In this second part of this article, we will discuss the land cost in relation to FSI and city proximity. We want to offer a design thinking perspective in ensuring developer and end-user success through apt site-selection strategy.

For residential projects to be affordable for low-income as well as middle-class families, it is important that the land component of the sale price is kept to an optimal minimum. Typically, sale price includes land purchase cost, land acquisition costs, consultancy costs, construction costs (incl. contingencies and escalations), project administration costs, marketing costs, sales commissions, finance costs, and profit component.

While there is little flexibility in optimizing the smaller components of the sale price (like land acquisition costs, consultancy costs, project administration costs, marketing costs, sales commissions, finance costs), there is more flexibility to optimize costs in land purchase, construction, and profit.

However, to develop a real estate product that is highly saleable, the locational advantage is critical. This is why any compromise on land purchase costs should be evaluated keeping in perspective the needs of long-term residents and their everyday necessities ( Part 1).

This doesn’t mean that the developer needs to pay extra for more suitable land. We would like to explain this perspective by describing two scenarios.

Scenario 1: Typical land strategy is to buy land of low cost in the suburbs of the metro. While the land cost may be low, so is the allowable FSI in those areas. This means the Land cost per Sq.ft FSI is still a significant component of the final sale price.

In addition, we’ve noticed many remotely located projects have low sales velocity and sales price premiums. This leads to a conservative return on investment for the developer and an affordable, but not ideally located, product for the end-user.

Scenario 2: We are now working with developers, who are identifying land for acquisition that is closer to metro areas or city limits. Here, the land purchase price may be higher but so is the permissible FSI. What this means is that the Land cost per Sq.ft FSI on this larger project becomes a smaller component of the final sale price.

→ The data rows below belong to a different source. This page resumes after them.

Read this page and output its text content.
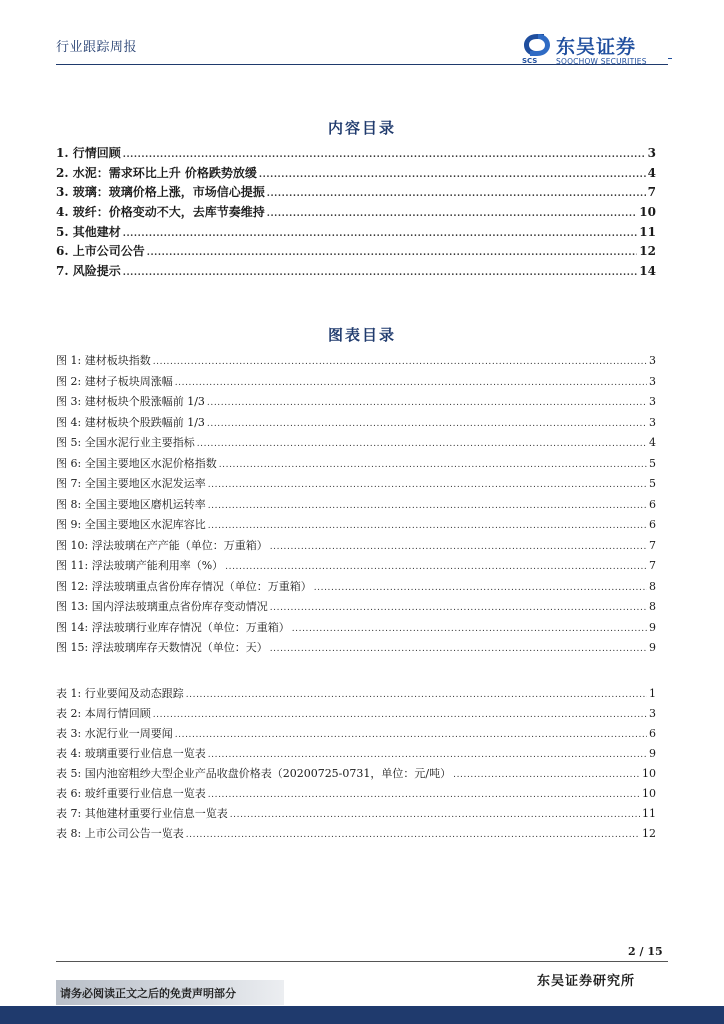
行业跟踪周报	东吴证券
SCS SOOCHOW SECURITIES
内容目录
1. 行情回顾 .....	3
2. 水泥：需求环比上升 价格跌势放缓 .....	4
3. 玻璃：玻璃价格上涨，市场信心提振 .....	7
4. 玻纤：价格变动不大，去库节奏维持 .....	10
5. 其他建材 .....	11
6. 上市公司公告 .....	12
7. 风险提示 .....	14
图表目录
图 1: 建材板块指数 .....	3
图 2: 建材子板块周涨幅 .....	3
图 3: 建材板块个股涨幅前 1/3 .....	3
图 4: 建材板块个股跌幅前 1/3 .....	3
图 5: 全国水泥行业主要指标 .....	4
图 6: 全国主要地区水泥价格指数 .....	5
图 7: 全国主要地区水泥发运率 .....	5
图 8: 全国主要地区磨机运转率 .....	6
图 9: 全国主要地区水泥库容比 .....	6
图 10: 浮法玻璃在产产能（单位：万重箱） .....	7
图 11: 浮法玻璃产能利用率（%） .....	7
图 12: 浮法玻璃重点省份库存情况（单位：万重箱） .....	8
图 13: 国内浮法玻璃重点省份库存变动情况 .....	8
图 14: 浮法玻璃行业库存情况（单位：万重箱） .....	9
图 15: 浮法玻璃库存天数情况（单位：天） .....	9
表 1: 行业要闻及动态跟踪 .....	1
表 2: 本周行情回顾 .....	3
表 3: 水泥行业一周要闻 .....	6
表 4: 玻璃重要行业信息一览表 .....	9
表 5: 国内池窑粗纱大型企业产品收盘价格表（20200725-0731，单位：元/吨） .....	10
表 6: 玻纤重要行业信息一览表 .....	10
表 7: 其他建材重要行业信息一览表 .....	11
表 8: 上市公司公告一览表 .....	12
2 / 15
东吴证券研究所
请务必阅读正文之后的免责声明部分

Keeping all else the same, this translates to developing a project where there is an increase in sales velocity, sales premium, and return on investment. All of which is due to the locational advantage, that is a high priority item for the end-user.

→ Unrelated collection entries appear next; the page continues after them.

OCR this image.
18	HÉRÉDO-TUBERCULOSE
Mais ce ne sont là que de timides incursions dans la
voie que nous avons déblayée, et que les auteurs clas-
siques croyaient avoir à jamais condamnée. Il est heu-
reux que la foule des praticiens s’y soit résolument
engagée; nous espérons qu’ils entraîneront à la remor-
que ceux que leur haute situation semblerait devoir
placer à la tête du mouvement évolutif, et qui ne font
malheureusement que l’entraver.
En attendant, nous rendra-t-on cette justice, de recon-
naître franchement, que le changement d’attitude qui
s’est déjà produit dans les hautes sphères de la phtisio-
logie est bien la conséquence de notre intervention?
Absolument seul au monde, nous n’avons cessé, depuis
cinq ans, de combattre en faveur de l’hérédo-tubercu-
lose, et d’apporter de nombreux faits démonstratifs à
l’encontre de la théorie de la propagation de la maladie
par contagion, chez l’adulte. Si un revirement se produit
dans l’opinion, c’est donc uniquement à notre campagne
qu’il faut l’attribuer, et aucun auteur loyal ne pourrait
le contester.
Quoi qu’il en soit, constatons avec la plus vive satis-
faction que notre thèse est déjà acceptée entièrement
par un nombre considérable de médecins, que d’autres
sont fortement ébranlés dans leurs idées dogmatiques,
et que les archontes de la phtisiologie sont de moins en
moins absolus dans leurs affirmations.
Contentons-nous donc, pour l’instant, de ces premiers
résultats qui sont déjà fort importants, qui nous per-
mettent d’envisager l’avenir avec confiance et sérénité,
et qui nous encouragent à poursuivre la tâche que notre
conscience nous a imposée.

Scenario 2 demonstrates how this is a win-win situation for the developer and end-user. We, at FHD Group, strongly believe in finding the balance between a product that is selling well in terms of quality and a product that is selling fast in terms of quantity.

Catering towards a specific user group is crucial and understanding the target persona allows us to suggest which affordable housing solution is suitable. This gives us clarity to the question “Are we designing and delivering a product that the end-user needs and will benefit from?”

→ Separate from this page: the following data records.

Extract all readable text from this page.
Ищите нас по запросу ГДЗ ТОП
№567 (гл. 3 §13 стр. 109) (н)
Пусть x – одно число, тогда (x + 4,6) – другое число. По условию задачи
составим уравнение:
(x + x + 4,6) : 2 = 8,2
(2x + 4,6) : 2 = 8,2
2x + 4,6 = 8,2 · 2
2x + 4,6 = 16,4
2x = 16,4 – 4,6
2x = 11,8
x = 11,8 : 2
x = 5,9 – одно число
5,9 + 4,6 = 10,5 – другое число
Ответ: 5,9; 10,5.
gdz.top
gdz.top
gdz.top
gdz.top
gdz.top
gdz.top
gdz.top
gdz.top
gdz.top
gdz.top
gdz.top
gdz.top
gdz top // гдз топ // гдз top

At FHD Group, we have worked closely with over ten affordable housing developers and we would like to share our knowledge in implementing design principles for Aspirational Affordable Housing.

“We want to become the Go-To designers for Affordable Housing in India. Over the last 5 years, FHD has designed 25 Million Sq.Ft of Affordable Housing projects across 4 cities i.e. Bhubaneshwar, Bangalore, Hyderabad, &Pune” said Mr. Dhamodharan S, Director of Operations, FHD Group.

We are glad to utilize the opportunity and work with multiple clients on similar developments using our principles on site selection and ground rules in design. As market leaders in designing for this sector, we believe Aspirational Affordable Housing (AAH) is the way forward for addressing the needs of the growing Indian middle-class families.